Söylemenin lüzumu yok, saldırıları onu incitmemişti, vurup
vurmadığı da belli değildi. Yine de, dikkatini çekmişti.
Gökyüzünde uçmaktaydı, havada durdu ve kırmızı keskin
gözleriyle onlara yukardan baktı. O sırada, istisnasız her bekçi kesin ölümü
bekliyordu.
Hatta bazıları acısız nasıl ölebileceğini düşünüyordu.
Sadece gözlenmeleriyle, onun ne kadar anormal bir varlık olduğunu ve
öleceklerini anladılar.
Her nedense hepsinin silaha küle dönüştü ve hiç kimse büyü
kullanılıp kullanılmadığını bilmedi. Ama bir sonraki anda, kırmızı saçları
titredi ve ayrıldı.
Küçük bir grup dışında, herkes bayılmıştı.
“Onun Şeytan Kral olmadığından emin misin?”
Taishi bu tüyler ürpertici hikaye üzerine tahminde bulundu,
ama Vale başını itirazla salladı.
“Ama böyle bir tecrübeye rağmen hala savaştığını şaşırdım.”
“Evet, bir şey fark etmiyor zaten.”
“Fark etmiyor?”
“Evet.

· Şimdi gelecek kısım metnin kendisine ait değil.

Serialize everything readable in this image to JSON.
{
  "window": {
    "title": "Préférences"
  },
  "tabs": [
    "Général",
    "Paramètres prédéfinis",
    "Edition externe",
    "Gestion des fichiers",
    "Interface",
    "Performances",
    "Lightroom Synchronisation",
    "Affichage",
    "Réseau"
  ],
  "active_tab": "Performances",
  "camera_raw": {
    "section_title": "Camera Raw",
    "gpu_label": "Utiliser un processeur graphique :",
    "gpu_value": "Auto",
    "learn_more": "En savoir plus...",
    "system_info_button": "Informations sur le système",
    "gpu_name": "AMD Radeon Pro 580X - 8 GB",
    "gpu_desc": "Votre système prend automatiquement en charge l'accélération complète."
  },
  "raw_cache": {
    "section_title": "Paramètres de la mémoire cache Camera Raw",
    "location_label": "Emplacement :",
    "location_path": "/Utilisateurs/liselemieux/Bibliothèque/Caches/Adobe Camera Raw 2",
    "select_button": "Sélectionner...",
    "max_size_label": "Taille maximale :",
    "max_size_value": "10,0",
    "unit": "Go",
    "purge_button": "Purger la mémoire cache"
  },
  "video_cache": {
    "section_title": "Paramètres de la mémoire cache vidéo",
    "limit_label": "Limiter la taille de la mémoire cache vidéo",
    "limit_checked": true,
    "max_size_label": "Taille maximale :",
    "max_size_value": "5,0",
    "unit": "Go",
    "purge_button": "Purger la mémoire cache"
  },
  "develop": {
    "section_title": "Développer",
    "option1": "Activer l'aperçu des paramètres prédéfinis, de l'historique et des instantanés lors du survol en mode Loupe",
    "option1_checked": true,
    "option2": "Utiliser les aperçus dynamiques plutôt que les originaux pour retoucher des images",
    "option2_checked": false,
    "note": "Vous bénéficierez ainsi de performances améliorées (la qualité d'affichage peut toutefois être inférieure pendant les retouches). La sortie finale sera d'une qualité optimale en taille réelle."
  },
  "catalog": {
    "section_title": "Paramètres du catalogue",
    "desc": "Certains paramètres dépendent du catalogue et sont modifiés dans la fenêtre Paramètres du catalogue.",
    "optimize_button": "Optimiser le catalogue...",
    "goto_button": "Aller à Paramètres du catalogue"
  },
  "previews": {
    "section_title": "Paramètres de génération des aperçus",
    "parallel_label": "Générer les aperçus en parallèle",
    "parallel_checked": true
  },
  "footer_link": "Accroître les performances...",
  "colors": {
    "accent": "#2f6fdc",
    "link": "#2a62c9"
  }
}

Ben savaşmasam bile, ‘Humas’ yakında veya sonrasında
infaz edilecek. Bir asker olarak, savaşarak ölmeyi tercih ederim.”
“Ohh~ Çok etkileyici~”
“Pek değil. Çünkü umuttan her şekilde vazgeçtim.”
Konuşma tarzına bakılırsa, zafer şansları olduğunu
düşünmüyordu.
“Ama sonrasında çağırma olayı, Kahramanlar gelmesi.
Kurtarıcılar, geçmişte ‘Humas’ı muazzam güçleriyle koruyanlar. Son umudumuzu
bulduk.”
Vale gülen gözlerle dörtlüye baktı. Hepsi de utangaç
tepkiler verdiler.
“Anlıyorum. Ama o kadar güçlü değillerse, bir saldırı her an
mümkün, değil mi?”
“Evet, bu kadar güçlüyken neden saldırmadıkları konusunda
kral da şüpheli.”
“Mhm~ Ama lehimize ilerliyor~”
“Doğru. Fakat, yumuşak olamayız. Onların her an gelecek tam
güçteki saldırılarına hazır olmalıyız.”
“Evet, sadece daha da güçlenmeliyiz!”
“Bize bırakın!”
“Elimizden gelenin en iyisini yapacağız!”
“Peki, her şeyi azmimizle yapacağız~”
Vale dörtlünün güven telkin edici sözlerine yakışıklı bir gülümsemeyle cevap verdi.